Gus Mus dalam sebuah kesempatan memberikan petuah tentang bahaya menjadi muslim yang kagetan. Menurut pengasuh PP Raudlatut Thalibin Rembang ini, salah satu cirri orang adalah mereka yang kurang berilmu. “Ciri-ciri orang memiliki ilmu yang nyegoro (luas laksana lautan) salah satunya adalah tidak kagetan. Ada syiah kaget, ada Ahmadiyah kaget,” tutur beliau dalam kesempatan 7 hari wafatnya K. H. Sahal Mahfudz di Kajen, Pati (28/1).
Ilmu atau pengetahuan memberikan kita cara pandang terhadap segala sesuatu. Pikiran kita akan bisa melihat segala sesuatu bukan hitam-putih belaka. Akan selalu ada ruang negosiasi dan verifikasi dalam tempurung kepala seseorang jika ia memiliki pengetahuan yang cukup terhadap segala sesuatu, atau jika tidak, ia akan terus mencari. Termasuk pada perkara yang berbeda di luar dirinya.
Kesalahan seseorang adalah jika ia berhenti belajar dan mencari, lalu akhirnya memberikan justifikasi dan labelling terhadap sesuatu yang tidak ia ketahui. Buruknya lagi, jika ia hanya ikut-ikutan belaka. Kasus AgnezMo dengan pakaian bertuliskan Almuttahidah itu penulis kira kelak akan mengalami pola yang berulang.
Perulangan ini tentu saja agak menyedihkan mengingat sebenarnya pintu untuk mempelajari islam di era internet sebenarnya jauh lebih mudah. Cuma, memang harus lebih jeli dan teliti terhadap sumber bacaan. Jika tidak, maka kasus mudahnya menyebut pelecehan terhadap akan terjadi lagi.

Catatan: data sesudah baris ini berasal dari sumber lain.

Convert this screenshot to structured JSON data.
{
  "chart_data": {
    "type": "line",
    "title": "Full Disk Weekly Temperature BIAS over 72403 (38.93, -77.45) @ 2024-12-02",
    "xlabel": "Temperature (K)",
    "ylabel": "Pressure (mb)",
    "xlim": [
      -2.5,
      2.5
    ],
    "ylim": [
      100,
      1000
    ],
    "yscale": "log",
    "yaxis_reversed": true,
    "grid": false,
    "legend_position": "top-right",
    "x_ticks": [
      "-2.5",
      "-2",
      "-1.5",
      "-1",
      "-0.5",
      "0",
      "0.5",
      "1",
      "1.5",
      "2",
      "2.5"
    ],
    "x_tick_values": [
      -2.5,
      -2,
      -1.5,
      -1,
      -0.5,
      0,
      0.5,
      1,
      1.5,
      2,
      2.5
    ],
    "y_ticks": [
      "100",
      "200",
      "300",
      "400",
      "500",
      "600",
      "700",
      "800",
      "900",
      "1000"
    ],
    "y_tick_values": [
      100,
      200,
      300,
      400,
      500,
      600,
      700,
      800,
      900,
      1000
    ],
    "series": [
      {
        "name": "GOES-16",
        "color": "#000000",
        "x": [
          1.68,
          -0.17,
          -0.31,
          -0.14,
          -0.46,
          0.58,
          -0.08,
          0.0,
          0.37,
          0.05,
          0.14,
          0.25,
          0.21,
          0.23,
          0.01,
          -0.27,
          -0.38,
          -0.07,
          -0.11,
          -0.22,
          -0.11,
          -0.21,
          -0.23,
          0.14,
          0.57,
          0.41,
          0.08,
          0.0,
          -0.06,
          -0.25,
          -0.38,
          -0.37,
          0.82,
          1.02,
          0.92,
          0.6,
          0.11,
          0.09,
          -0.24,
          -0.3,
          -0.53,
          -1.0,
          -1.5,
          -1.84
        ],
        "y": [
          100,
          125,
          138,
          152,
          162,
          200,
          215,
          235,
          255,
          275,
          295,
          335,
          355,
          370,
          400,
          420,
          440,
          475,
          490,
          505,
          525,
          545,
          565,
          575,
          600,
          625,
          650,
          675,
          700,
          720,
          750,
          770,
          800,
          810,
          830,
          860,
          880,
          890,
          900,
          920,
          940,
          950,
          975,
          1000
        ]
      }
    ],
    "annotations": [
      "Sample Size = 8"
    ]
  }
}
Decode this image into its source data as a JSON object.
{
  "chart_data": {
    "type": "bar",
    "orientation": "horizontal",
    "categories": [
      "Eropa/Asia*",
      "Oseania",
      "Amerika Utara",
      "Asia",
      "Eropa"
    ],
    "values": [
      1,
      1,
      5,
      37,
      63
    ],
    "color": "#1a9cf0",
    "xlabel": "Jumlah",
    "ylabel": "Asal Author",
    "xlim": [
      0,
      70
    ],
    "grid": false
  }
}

Tentu saja kita tidak lupa, misalnya, lihat beberapa waktu lalu saat ramai penggunaan langgam Jawa pada pembacaan Al-Quran yang dianggap melecehkan islam, padahal itu diperbolehkan oleh ulama. Atau pun kasus yang terjadi pada Kristen koptik yang menggunakan bahasa arab di Mesir. Apakah tidak boleh menggunakan bahasa arab padahal mereka tinggal dan memakai bahasa arab sehari-hari? Tentu saja nalar sehat kita menolak itu.
Jika Gus Dur menyebut guru terbaik bagi dirinya dalah realitas, tentu saja kita bisa juga mempelajarinya. Dari realitas pula kita akan memahami pola yang terjadi dalam masyarakat keagamaan kita, yang begitu gampangnya mengikuti arus tanpa mengulik sumber terlebih dahulu. Padahal, dalam bermasyarakat kita tidak sendirian, ada ragam tipe manusia dan agama.
Di era banjir informasi seperti saat ini, sebagai muslim kita harus cermat dalam memilah segala sesuatu. Jika tidak, maka akan gampang sekali ikut arus dan menjadi muslim kagetan. Apakah anda begitu? Semoga saja tidak.
*Dedik Priyanto, alumni pp. Attanwir Talun, Sumberrejo Bojonegoro. Aktif di The Wahid Institute.